Frequency. The number of losses occurring within a given time period. Thus, an insurer is said to have a „frequency problem“ if its operating results are adversely affected by a large number of relatively small losses. This contrasts with a „severity problem.“

„Fresh Start. „A special provision of the Tax Reform Act of 1986 allowing for a phase-in of discounting of loss reserves.

Fronting. The issuance of insurance policies by an insurer as an accommodation to another insurer. Usually, the insurer providing the fronting facility cedes all or substantially all the risk, as well as a significant percentage of the premium, to the insurer being accommodated. This device often is used to enable an insurer to underwrite risks in a jurisdiction in which it is not licensed.

The primary noninsurance competition for GICs is the Bank Investment Contract (BIC), which is particularly popular for maturities of less than three years

Full-Risk Capitation. A form of managed Medicaid initiative, under which states pay HMOs (or occasionally health insuring organizations, essentially at-risk intermediaries not integrated with its contracted providers) on a capitated basis to provide a comprehensive set of Medicaid services.

Gatekeeper. A term sometimes used to refer to the primary care physician in a managed care environment, because of the responsibility to oversee and coordinate the patient’s overall care and the fact that the gatekeeper must authorize all referrals to specialists or other services. Without this referral, coverage may be denied by the health plan.

General Agency System. A marketing system particularly used in the field of life insurance, in which an agent has responsibility for a given geographic area.

General Damages. Compensation paid to a claimant for losses that cannot be specifically identified, such as those for pain and suffering.

Generally Accepting Accounting Principles (GAAP). Standards of accounting established by the American Institute of Certified Public Accountants or the Financial Accounting Standards Board and in other recognized accounting literature.

Grace Period. The period of time given for the payment of an overdue premium without causing a policy to lapse. The policy remains in force during this interval.

Group Annuity. A form of pension plan provided on a group basis, usually for employees within a business organization, under which annuities are provided upon retirement.

Group Deferred Annuity. A contract for retirement benefits in which an entire group of employees is underwritten, as opposed to a single annuity for each employee.

Group Deposit Administration Annuity. A pension plan funding instrument in which contributions paid by an employer accumulate at interest and, upon retirement, an immediate annuity is purchased for the employee.

Group Life Insurance. Life insurance provided on a group basis, usually for employees within a business organization, through a single master policy online payday OH.

Group Model HMO. An HMO that contracts with a multispecialty medical group to provide care for HMO members; members are required to receive medical care from a physician within the group unless a referral is made outside the network.

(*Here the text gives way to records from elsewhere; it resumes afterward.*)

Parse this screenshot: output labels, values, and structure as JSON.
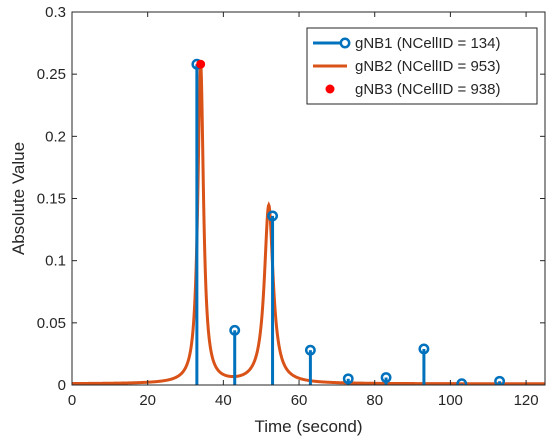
{
  "chart_data": {
    "type": "line",
    "title": "",
    "xlabel": "Time (second)",
    "ylabel": "Absolute Value",
    "xlim": [
      0,
      125
    ],
    "ylim": [
      0,
      0.3
    ],
    "xticks": [
      0,
      20,
      40,
      60,
      80,
      100,
      120
    ],
    "yticks": [
      0,
      0.05,
      0.1,
      0.15,
      0.2,
      0.25,
      0.3
    ],
    "xtick_labels": [
      "0",
      "20",
      "40",
      "60",
      "80",
      "100",
      "120"
    ],
    "ytick_labels": [
      "0",
      "0.05",
      "0.1",
      "0.15",
      "0.2",
      "0.25",
      "0.3"
    ],
    "grid": false,
    "legend_position": "top-right",
    "series": [
      {
        "name": "gNB1 (NCellID = 134)",
        "type": "stem",
        "color": "#0072BD",
        "x": [
          33,
          43,
          53,
          63,
          73,
          83,
          93,
          103,
          113
        ],
        "y": [
          0.258,
          0.044,
          0.136,
          0.028,
          0.005,
          0.006,
          0.029,
          0.001,
          0.003
        ]
      },
      {
        "name": "gNB2 (NCellID = 953)",
        "type": "line",
        "color": "#D95319",
        "peaks": [
          {
            "x": 34,
            "y": 0.258
          },
          {
            "x": 52,
            "y": 0.144
          }
        ]
      },
      {
        "name": "gNB3 (NCellID = 938)",
        "type": "scatter",
        "color": "#FF0000",
        "x": [
          34
        ],
        "y": [
          0.258
        ]
      }
    ]
  }
}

Guaranteed Investment Contract (GIC). An agreement under which an investor, usually a pension fund, places assets with an insurance company, which guarantees the return of principal plus payment of interest at a stipulated rate. While many variables can enter into the agreement, such as the amounts to be deposited and the duration of the contract, all GICs require that the principal be repaid along with the guaranteed interest credited on the deposits. GICs come in many forms. The simplest GICs are „bullet“ contracts under which the funds are returned in a lump sum. Other contracts allow for payouts over time. GICs also may differ according to deposit methods (lump sum or „window“ periods) and maturity (ranging from one to ten years). Additionally, in recent years, companies have offered indexed or floating rate GICs in addition to the fixed-rate instruments.